Diez años han pasado ya y, para quien esto escribe, parece mentira, porque le parece llevar muchos más oyendo acerca de ella. ¡Solo diez años! Este es el tipo de peso que tienen las obras maestras, las que ejercen magisterio, las que quedan en la retina de muchos y crean una red sólida que sobrepasa la normal percepción del tiempo. Sí, cuando escucho hablar de Nymphomaniac (vol. I; vol. II) —2013— es como cuando escucho o me escucho hablar de El Quijote o de Pedro Páramo: me sobrevienen las mismas oleadas de denso significado que atribuyo a las obras ya inmortales, las de innegable valor porque alguna vez, y aún hoy y seguramente todavía mañana, sigan diciendo de nosotros lo que no llegaríamos a saber de no ser por ellas.

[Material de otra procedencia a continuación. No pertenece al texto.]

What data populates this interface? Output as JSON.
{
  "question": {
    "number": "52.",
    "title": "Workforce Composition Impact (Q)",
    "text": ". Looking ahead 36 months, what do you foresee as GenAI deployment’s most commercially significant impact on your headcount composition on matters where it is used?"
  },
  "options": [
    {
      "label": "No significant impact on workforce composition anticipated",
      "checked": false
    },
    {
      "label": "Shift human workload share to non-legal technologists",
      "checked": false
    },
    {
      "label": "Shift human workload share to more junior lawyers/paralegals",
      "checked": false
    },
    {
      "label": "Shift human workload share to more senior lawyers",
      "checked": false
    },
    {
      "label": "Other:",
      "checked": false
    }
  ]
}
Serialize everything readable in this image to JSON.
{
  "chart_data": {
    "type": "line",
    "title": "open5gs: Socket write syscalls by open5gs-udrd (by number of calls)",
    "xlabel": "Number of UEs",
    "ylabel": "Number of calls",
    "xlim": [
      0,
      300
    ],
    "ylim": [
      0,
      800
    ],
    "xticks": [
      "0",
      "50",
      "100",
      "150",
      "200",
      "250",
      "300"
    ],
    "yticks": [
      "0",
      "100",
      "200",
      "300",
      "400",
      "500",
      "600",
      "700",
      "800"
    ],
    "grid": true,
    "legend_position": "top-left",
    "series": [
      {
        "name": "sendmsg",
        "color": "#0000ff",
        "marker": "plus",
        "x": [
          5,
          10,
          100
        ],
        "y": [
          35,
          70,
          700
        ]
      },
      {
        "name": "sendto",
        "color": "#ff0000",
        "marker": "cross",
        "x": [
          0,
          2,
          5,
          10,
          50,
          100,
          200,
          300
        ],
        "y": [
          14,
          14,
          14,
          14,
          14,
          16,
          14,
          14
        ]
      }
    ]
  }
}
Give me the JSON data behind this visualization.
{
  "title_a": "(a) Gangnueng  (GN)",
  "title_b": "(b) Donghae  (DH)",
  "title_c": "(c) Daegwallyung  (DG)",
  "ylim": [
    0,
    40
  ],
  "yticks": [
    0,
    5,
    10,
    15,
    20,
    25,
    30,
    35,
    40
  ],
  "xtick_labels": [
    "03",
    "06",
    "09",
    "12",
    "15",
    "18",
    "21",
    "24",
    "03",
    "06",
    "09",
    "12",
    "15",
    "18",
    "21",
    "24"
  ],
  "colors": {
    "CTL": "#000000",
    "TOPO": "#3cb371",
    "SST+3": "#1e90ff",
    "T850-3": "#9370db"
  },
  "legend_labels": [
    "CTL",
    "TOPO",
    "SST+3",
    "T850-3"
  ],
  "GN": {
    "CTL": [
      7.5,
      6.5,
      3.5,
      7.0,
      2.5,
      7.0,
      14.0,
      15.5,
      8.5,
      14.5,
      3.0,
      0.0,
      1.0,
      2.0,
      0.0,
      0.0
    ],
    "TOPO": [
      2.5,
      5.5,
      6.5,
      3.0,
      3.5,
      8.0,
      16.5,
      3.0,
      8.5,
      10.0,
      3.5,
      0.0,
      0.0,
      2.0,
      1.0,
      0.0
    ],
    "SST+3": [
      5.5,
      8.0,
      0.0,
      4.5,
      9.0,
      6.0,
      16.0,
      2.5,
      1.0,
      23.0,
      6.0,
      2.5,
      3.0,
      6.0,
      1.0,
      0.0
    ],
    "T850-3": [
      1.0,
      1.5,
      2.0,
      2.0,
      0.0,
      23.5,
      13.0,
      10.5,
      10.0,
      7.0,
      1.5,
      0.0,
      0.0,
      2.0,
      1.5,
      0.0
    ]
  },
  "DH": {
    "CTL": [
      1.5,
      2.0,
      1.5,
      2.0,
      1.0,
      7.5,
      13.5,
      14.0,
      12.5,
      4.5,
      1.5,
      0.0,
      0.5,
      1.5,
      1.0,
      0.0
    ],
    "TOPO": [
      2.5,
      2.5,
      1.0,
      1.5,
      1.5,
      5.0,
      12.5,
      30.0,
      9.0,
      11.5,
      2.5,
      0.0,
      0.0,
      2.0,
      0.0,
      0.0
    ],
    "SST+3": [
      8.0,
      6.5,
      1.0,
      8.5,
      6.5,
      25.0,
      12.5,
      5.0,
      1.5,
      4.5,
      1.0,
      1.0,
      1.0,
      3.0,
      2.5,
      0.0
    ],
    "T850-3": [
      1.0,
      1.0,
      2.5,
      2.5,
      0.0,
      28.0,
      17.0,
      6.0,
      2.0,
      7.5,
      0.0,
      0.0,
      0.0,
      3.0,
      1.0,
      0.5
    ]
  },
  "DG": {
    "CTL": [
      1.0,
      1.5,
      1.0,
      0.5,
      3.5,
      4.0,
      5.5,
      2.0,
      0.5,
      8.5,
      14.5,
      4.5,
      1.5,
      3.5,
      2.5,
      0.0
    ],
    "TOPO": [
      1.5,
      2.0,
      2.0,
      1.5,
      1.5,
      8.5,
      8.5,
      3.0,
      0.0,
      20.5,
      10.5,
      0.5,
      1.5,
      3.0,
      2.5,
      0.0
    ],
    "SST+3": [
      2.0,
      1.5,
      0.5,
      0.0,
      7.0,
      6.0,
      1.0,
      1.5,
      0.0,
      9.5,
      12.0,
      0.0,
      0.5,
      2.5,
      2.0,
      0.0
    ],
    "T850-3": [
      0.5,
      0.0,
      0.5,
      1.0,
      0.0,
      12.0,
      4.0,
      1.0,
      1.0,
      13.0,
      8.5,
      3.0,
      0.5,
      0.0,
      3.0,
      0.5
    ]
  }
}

Magisterio.
¿Cuándo fue la primera vez que vimos tendida bajo la nieve ligera, en un sórdido cruce de callejones traseros, a Charlotte Gainsbourg como la vapuleada Joe? ¿Cuándo fue la primera vez que vimos el pene fláccido de Stellan Skarsgård, como Seligman, intentar el intento? ¿Cuándo fue la primera vez que asistimos a esa larga y acogedora y profunda conversación entre los dos, en el austero por casi monacal dormitorio de él, escuchando y viendo, viendo y escuchando, asistiendo al deleite combinado de silencio, palabra e imagen, en esa estructura tan clásica y fructífera del cuento encerrado en el cuento? ¿Cuándo fue la primera vez que nos percatamos de que el pensamiento es más él mismo cuanto más lo llevamos a lo improbable, pues aun así ahí seguirá estando la realidad, y precisamente es esa insospechada insistencia de lo real en el presunto terreno de lo irreal la revelación que el contar conlleva, que el pensar conlleva, que el buen arte conlleva siempre? Magisterio. Develación.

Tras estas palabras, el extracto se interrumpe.